Optimization of Ladder-type Spacers for Nanofiltration and Reverse Osmosis Spiral-wound Modules by Computational Fluid Dynamics

摘要

The velocity and solute concentration disitribution in the feed channel of a spiral wound module with ladder-type spacers is investigated by computational fluid dynamics (CFD) for laminar flow and permeation of sucrose aqueous solution. The spiral wound module feed channel was approximated by a rectangular channel filled with ladder-type spacers that have the transverse filaments adjacent to a single membrane wall. The momentum and mass transport equations together with the appropriate boundary conditions are solved numerically by the control volume formulation. The numerical predictions were performed for Reynolds numbers of Re = 50, 100 and 200, P_f ≡ p_f/h = 0.25, 0.5 and 0.75 and L_f ≡ l_f/h = 1.9,3.8 and 5.7 — where h is the channel height, p_f is the transverse filament height and l_f is the distance between neighbor filaments axis. The numerical results show that the flow is dominated by a recirculation region downstream of each transverse filament and that there are no recirculation regions in the upper part of the channel.

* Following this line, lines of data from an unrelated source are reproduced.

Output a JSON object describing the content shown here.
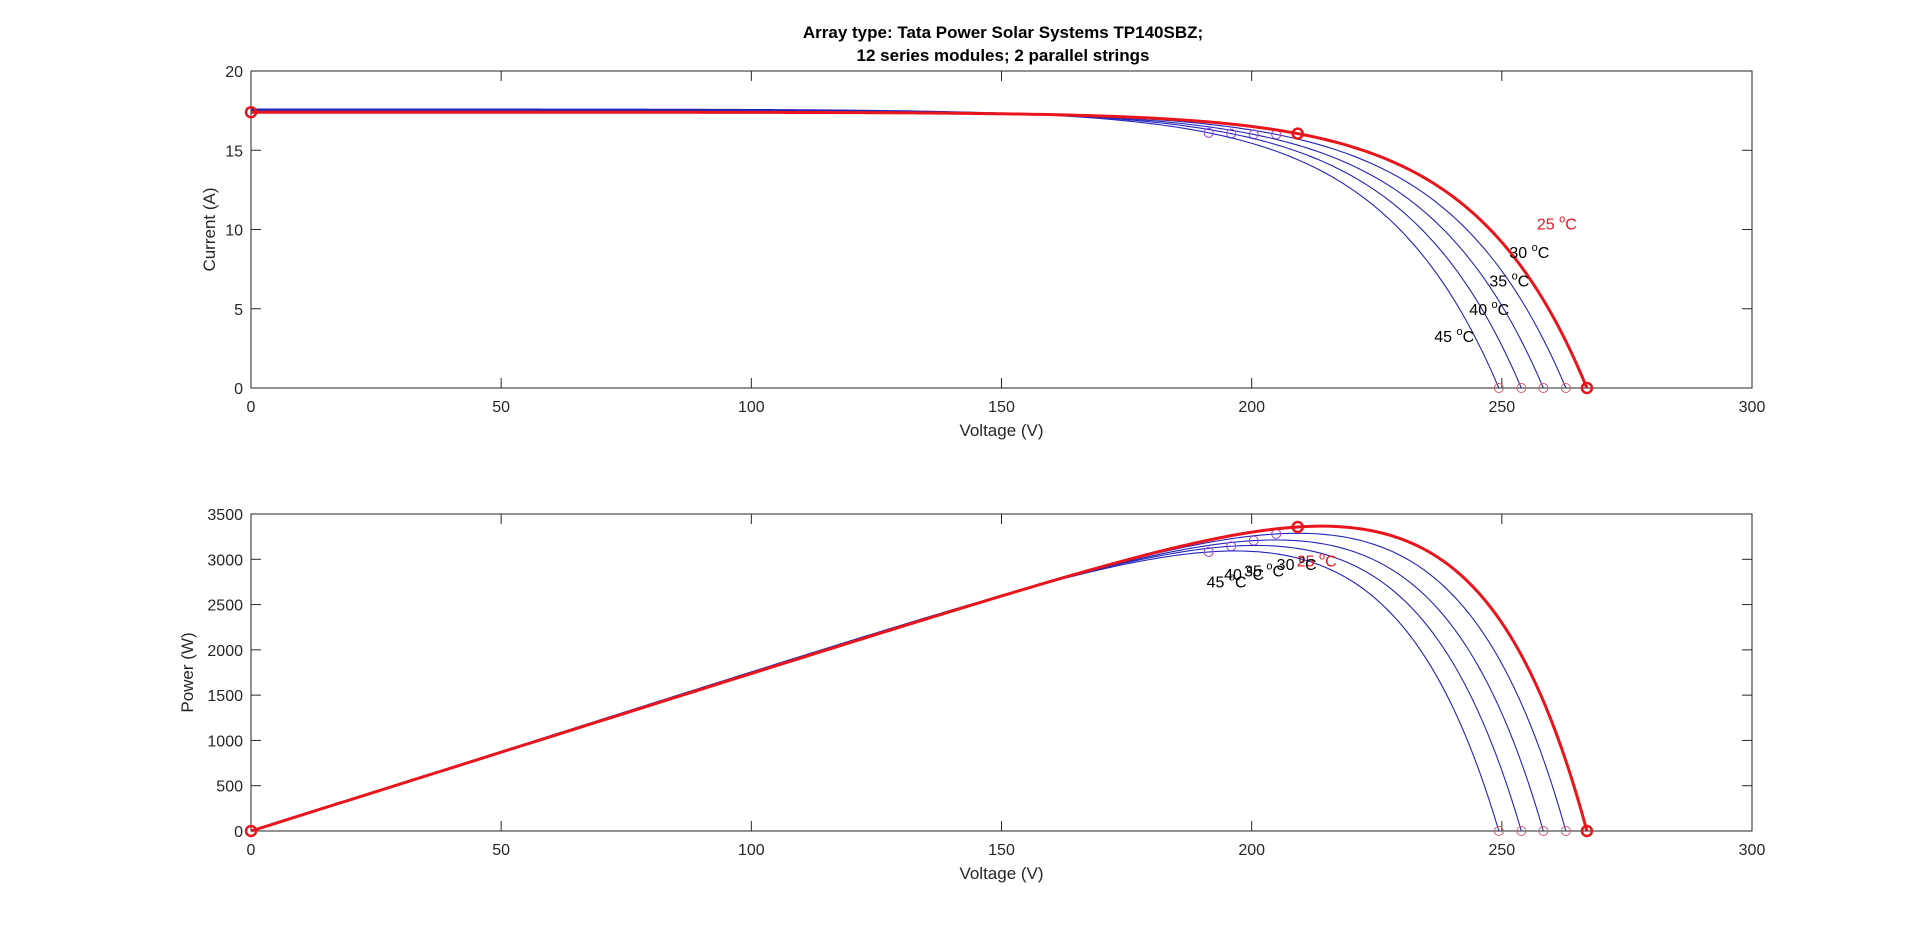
{
  "figure": {
    "title_line1": "Array type: Tata Power Solar Systems TP140SBZ;",
    "title_line2": "12 series modules; 2 parallel strings"
  },
  "colors": {
    "highlight": "#e8161c",
    "curve": "#2424b8",
    "mpp_marker": "#9b45d6",
    "voc_marker": "#d05a6a",
    "axes": "#262626",
    "label_default": "#000000"
  },
  "chart_data": [
    {
      "type": "line",
      "title": "Array type: Tata Power Solar Systems TP140SBZ; 12 series modules; 2 parallel strings",
      "xlabel": "Voltage (V)",
      "ylabel": "Current (A)",
      "xlim": [
        0,
        300
      ],
      "ylim": [
        0,
        20
      ],
      "xticks": [
        "0",
        "50",
        "100",
        "150",
        "200",
        "250",
        "300"
      ],
      "yticks": [
        "0",
        "5",
        "10",
        "15",
        "20"
      ],
      "grid": false,
      "series": [
        {
          "name": "25 °C",
          "label_main": "25 ",
          "label_sup": "o",
          "label_unit": "C",
          "highlight": true,
          "isc": 17.4,
          "voc": 267.0,
          "vmp": 209.2,
          "imp": 16.05,
          "label_pos": [
            257,
            10.0
          ]
        },
        {
          "name": "30 °C",
          "label_main": "30 ",
          "label_sup": "o",
          "label_unit": "C",
          "highlight": false,
          "isc": 17.45,
          "voc": 262.8,
          "vmp": 204.9,
          "imp": 16.0,
          "label_pos": [
            251.5,
            8.2
          ]
        },
        {
          "name": "35 °C",
          "label_main": "35 ",
          "label_sup": "o",
          "label_unit": "C",
          "highlight": false,
          "isc": 17.5,
          "voc": 258.3,
          "vmp": 200.4,
          "imp": 16.0,
          "label_pos": [
            247.5,
            6.4
          ]
        },
        {
          "name": "40 °C",
          "label_main": "40 ",
          "label_sup": "o",
          "label_unit": "C",
          "highlight": false,
          "isc": 17.55,
          "voc": 253.9,
          "vmp": 195.9,
          "imp": 16.05,
          "label_pos": [
            243.5,
            4.6
          ]
        },
        {
          "name": "45 °C",
          "label_main": "45 ",
          "label_sup": "o",
          "label_unit": "C",
          "highlight": false,
          "isc": 17.6,
          "voc": 249.4,
          "vmp": 191.4,
          "imp": 16.1,
          "label_pos": [
            236.5,
            2.9
          ]
        }
      ]
    },
    {
      "type": "line",
      "xlabel": "Voltage (V)",
      "ylabel": "Power (W)",
      "xlim": [
        0,
        300
      ],
      "ylim": [
        0,
        3500
      ],
      "xticks": [
        "0",
        "50",
        "100",
        "150",
        "200",
        "250",
        "300"
      ],
      "yticks": [
        "0",
        "500",
        "1000",
        "1500",
        "2000",
        "2500",
        "3000",
        "3500"
      ],
      "grid": false,
      "series": [
        {
          "name": "25 °C",
          "label_main": "25 ",
          "label_sup": "o",
          "label_unit": "C",
          "highlight": true,
          "pmp": 3357,
          "vmp": 209.2,
          "voc": 267.0,
          "label_pos": [
            209,
            2920
          ]
        },
        {
          "name": "30 °C",
          "label_main": "30 ",
          "label_sup": "o",
          "label_unit": "C",
          "highlight": false,
          "pmp": 3280,
          "vmp": 204.9,
          "voc": 262.8,
          "label_pos": [
            205,
            2880
          ]
        },
        {
          "name": "35 °C",
          "label_main": "35 ",
          "label_sup": "o",
          "label_unit": "C",
          "highlight": false,
          "pmp": 3206,
          "vmp": 200.4,
          "voc": 258.3,
          "label_pos": [
            198.5,
            2810
          ]
        },
        {
          "name": "40 °C",
          "label_main": "40 ",
          "label_sup": "o",
          "label_unit": "C",
          "highlight": false,
          "pmp": 3144,
          "vmp": 195.9,
          "voc": 253.9,
          "label_pos": [
            194.5,
            2770
          ]
        },
        {
          "name": "45 °C",
          "label_main": "45 ",
          "label_sup": "o",
          "label_unit": "C",
          "highlight": false,
          "pmp": 3081,
          "vmp": 191.4,
          "voc": 249.4,
          "label_pos": [
            191,
            2690
          ]
        }
      ]
    }
  ]
}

Three flow structures were identified: for low values of Re and P_f and high values of L_f the recirculation region does not fill the inter-filaments space; for high values of Re and P_f and low values of L_f the recirculation regions fills the inter-filaments space; and for P_f= 0.75, a secondary recirculation region can develop inside the main one. The numerical results show that the spacer optimal values of P_f - 0.25 and L_f=5.7 minimize both the concentration polarization and the longitudinal pressure drop.